Il faut garder Vatican II vivace
Pour Mgr Genoud, "Vatican II n’est pas monnayable comme disaient les manifestants et il y a certaines valeurs comme l’œcuménisme, la liberté religieuse, le droit à l’autodétermination de sa foi qui ne sont pas monnayables". L’esprit du Concile Vatican II serait-il en train de s’effriter, comme le proclamaient les manifestants de dimanche dernier à Lucerne ? A la question, Mgr Genoud répond : "C’est à nous de le garder vivace".

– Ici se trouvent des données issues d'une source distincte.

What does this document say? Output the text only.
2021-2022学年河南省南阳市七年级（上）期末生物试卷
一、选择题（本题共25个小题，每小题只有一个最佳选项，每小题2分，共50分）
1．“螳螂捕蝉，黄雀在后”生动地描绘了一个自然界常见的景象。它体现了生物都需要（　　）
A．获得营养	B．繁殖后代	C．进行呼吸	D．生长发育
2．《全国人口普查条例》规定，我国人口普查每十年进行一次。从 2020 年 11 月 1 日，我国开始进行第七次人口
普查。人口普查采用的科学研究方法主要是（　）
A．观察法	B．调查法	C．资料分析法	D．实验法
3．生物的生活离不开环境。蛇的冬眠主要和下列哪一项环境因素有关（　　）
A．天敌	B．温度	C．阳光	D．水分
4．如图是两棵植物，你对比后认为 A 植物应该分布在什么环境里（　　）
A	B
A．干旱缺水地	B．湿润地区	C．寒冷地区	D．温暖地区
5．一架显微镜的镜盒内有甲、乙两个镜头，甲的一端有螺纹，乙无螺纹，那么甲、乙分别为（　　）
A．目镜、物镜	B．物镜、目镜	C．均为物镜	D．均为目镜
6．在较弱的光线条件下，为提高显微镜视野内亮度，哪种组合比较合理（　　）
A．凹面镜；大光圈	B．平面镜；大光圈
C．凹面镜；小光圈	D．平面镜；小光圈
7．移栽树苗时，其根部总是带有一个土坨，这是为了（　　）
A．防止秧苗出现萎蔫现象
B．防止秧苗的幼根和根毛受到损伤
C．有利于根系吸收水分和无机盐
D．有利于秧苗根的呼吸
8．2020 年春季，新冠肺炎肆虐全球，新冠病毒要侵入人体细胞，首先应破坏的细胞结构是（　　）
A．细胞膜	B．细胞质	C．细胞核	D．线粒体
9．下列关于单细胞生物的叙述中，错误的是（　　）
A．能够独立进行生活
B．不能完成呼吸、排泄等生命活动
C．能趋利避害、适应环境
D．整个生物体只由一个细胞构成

Pour l’évêque romand, Vatican II a de loin pas encore été appliqué dans toutes ses dimensions, "car Vatican II est un Concile qui rappelle que l’Eglise, qui n’est pas du monde, est dans le monde et il s’agit de se mettre au service de ce monde". Mgr Genoud estime intolérable que 5% de la population de la terre possède toutes les richesses du monde et que d’autres doivent mourir de faim. "C’est inadmissible qu’il y ait chaque jour des millions d’enfants qui meurent quand la planète a de quoi nourrir ses enfants !"
Emu par le meurtre de Lucie
A cette occasion, il a aussi évoqué avec émotion le drame de la jeune Fribourgeoise Lucie Trezzini, assassinée par un délinquant sexuel à Rieden près de Baden. Il avait baptisé cette fille de 16 ans et marié ses parents. Il présidera ses obsèques.
Mgr Bernard Genoud, interrogé sur la crise financière qui secoue actuellement le monde, souligne d’emblée qu’il n’est pas un spécialiste de l’économie. "Mais j’ai l’impression comme tout le monde que l’on essaie de nous rassurer un petit peu, c’est gentil, mais il ne faudrait quand même pas nous prendre pour des benêts", affirme-t-il, en relevant que le situation ne pourra pas se régler dans les cent jours comme certains spécialistes le prétendent. "Ce qu’il nous faut maintenant, c’est un avenir", alors que le présent est complètement chaotique.